Okay, I really did like The Matrix — maybe because it didn’t actually feel like a big Hollywood movie despite mind-blowing special effects — and I agree with Klosterman that this is the defining film of the times:
The Matrix seemed like it was about computers. It was actually about TV. There are a handful of news events from the nineties that are now used as historical data points. The Clarence Thomas hearings of 1991. The chase of O. J. Simpson in the Ford Bronco in 1994. The shootings at Columbine High School in 1999. These events destroyed lives and altered the future, and they happened the way that they happened. Yet the collective experiences of all those events were real-time televised constructions, confidently broadcast with almost no understanding of what was actually happening or what was being seen. The false meaning of those data points was the product of three factors, instantaneously combined into a matrix of our own making: the images presented on the screen, the speculative interpretations of what those images meant, and the internal projection of the viewer. What is real? How do you define real? The Matrix resonated not because it was fantastical fiction, but because it was not.
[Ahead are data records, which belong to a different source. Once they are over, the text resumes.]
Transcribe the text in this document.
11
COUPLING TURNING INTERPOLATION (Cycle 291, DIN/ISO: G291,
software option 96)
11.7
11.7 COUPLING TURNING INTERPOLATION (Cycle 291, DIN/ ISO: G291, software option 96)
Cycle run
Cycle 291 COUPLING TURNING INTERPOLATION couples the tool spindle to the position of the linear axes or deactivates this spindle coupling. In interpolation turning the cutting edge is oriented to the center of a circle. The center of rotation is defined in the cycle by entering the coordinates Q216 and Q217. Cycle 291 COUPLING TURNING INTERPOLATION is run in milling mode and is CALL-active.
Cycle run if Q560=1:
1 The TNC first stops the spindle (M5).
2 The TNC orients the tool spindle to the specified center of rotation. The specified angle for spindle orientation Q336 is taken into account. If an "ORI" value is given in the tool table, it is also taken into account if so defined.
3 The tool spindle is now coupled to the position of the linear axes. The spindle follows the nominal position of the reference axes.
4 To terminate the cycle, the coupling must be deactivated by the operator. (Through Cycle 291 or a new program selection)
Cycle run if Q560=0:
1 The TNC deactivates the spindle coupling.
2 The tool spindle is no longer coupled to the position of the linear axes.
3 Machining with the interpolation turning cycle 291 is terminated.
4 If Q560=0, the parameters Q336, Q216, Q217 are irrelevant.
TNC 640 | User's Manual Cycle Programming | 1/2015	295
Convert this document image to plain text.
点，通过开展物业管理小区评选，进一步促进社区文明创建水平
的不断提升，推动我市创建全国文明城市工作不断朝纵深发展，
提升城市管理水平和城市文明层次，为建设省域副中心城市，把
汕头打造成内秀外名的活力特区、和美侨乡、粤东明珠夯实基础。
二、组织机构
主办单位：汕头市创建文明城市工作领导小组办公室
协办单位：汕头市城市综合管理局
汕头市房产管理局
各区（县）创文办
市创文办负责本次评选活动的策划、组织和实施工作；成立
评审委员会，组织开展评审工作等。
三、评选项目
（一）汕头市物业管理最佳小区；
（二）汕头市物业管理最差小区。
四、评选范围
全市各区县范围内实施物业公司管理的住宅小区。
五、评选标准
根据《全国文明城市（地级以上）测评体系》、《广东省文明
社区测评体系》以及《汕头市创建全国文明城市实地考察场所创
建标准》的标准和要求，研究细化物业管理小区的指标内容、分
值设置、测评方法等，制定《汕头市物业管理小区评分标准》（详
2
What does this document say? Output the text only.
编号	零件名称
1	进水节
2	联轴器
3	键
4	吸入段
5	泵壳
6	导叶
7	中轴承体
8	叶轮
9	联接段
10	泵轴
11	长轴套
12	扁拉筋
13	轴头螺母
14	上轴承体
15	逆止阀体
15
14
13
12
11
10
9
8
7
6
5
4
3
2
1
These (and, I suppose, the Bush v Gore election and its endless vote recounts in late 2000) were the last culture-rattling events to be exclusively televised, with the horrific events of 9/11 being the first to receive immediate online dissection that now typifies the way that we are presented with the news. And, if anything, the world feels even less real and knowable today.
The past is a mental junkyard, filled with memories no one remembers. If someone glances at the Billboard singles chart from any random week of the nineties, they will always find a handful of songs that were extremely popular before being wholly erased from the historical record . That process makes sense: The Billboard song chart contains one hundred “hot” songs that change every week, so a music fan who dislikes Top 40 radio might not hear a noteworthy single even once. Movie theaters shuffle the decks every weekend. Sales for a high-profile novel might stall at ten thousand copies before the book goes out of print five years after it was published. Most popular entertainment is designed to be niche and disposable.
For this reason, if no other, I’m glad that The Nineties: A Book exists; it might have been a placeholder decade about nothing, but by its end, the world had changed forever and I am pleased that Klosterman has preserved and analysed the highlights. Worked for me.